Well at least learnt to include protective resistors between computers and home made stuff..
Yours Yazeran
Plan: To go to Mars one day with a hammer.
i removed my parallel port and serial ports. my system is all ps2 and usb. leaves irqs for modems, NICs and capture cards
m.kelley
www.mkelley.net
m.kelley
life is like a freeway, if you don't look you could miss it.
It is actually a BBC Micro that is pre-programmed in BBC Basic to ring the school bells by switching on the tape motor for a few seconds then back off again.
The cool thing is, we can set our clocks to synchronise with the BBC and can be all set to leave class at exactly the right moment.

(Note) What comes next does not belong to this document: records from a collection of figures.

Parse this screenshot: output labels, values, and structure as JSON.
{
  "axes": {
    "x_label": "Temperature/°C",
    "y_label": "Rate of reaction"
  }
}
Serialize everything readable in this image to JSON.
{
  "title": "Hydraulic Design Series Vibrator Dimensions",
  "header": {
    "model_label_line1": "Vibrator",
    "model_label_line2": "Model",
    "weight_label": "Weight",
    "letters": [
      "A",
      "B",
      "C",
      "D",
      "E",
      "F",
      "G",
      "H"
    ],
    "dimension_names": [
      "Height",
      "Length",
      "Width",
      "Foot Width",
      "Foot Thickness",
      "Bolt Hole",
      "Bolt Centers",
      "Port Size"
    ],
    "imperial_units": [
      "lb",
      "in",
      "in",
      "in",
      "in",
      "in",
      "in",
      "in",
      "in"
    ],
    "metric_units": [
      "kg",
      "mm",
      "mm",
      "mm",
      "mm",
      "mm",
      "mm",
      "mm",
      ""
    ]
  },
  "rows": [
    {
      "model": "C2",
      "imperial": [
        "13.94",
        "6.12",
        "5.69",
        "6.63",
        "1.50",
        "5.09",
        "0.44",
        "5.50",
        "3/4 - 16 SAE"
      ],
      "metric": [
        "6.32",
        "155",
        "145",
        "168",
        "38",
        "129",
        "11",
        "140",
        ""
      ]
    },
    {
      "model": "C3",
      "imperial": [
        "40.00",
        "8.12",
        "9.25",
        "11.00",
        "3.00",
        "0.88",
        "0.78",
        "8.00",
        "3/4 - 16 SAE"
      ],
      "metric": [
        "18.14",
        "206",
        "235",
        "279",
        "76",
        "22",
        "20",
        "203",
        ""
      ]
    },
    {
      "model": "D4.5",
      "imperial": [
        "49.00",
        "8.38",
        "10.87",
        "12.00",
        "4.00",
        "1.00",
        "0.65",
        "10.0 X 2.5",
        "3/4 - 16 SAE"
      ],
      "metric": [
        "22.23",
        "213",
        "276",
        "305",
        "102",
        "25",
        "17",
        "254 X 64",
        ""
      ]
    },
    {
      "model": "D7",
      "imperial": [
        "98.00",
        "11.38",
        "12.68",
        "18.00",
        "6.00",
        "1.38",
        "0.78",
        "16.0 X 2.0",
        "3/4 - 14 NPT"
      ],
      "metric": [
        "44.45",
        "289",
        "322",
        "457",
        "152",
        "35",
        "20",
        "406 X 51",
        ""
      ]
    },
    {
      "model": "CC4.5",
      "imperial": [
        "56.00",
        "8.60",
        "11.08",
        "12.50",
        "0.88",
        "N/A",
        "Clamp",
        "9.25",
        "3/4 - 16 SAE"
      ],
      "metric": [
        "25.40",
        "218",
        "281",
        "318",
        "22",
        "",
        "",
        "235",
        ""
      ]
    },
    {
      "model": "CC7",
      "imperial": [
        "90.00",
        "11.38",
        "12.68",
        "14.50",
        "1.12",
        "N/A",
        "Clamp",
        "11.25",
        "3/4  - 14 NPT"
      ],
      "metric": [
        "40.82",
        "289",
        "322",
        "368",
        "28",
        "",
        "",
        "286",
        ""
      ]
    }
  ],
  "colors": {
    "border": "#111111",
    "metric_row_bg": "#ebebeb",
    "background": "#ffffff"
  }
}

Back to Something totally boring, I only have a Zip drive running of my ppa port BUT i do have this strange old "Portable Hard Disk" that is ment to connect somehow. How? I have no Idea.
Right now I have a Zip drive, a scanner, and a printer daisy-chained off my laptop parallel port. Yes, they all work like that (I wouldn't try using them at the same time though). At school this year I had a 486DX2/66 with a 4G drive in an old HP scanner network module (these are just big enough to hold a motherboard, hard drive, and three cards). It runs Slackware of course. This year I had several LEDs, one of which ran across the room to the partially disassembled peephole. A simple shell script let me use fetchmail to tell if I had email from down the hall. Last year I hacked a Nintendo R.O.B. and mounted a webcam on it, attached limit switches that interrupted the signal that was making it move in that direction. With a couple simple CGI scripts it was a robotic webcam. One day it received over 12% of all hits within my school's domain, more than the school's main page!
By the way I'm a double-E at Rose-Hulman Inst. of Tech, great school. Check it out if you think you're smart, and still have the chance to go to school. I chose it over MIT and Cal Tech.
...
I don't have a printer--I'drather recycle an electron than kill a tree... Just ~1/4" of dust (~6mm for you folks @ NASA).
"What is the sound of one belly slapping?"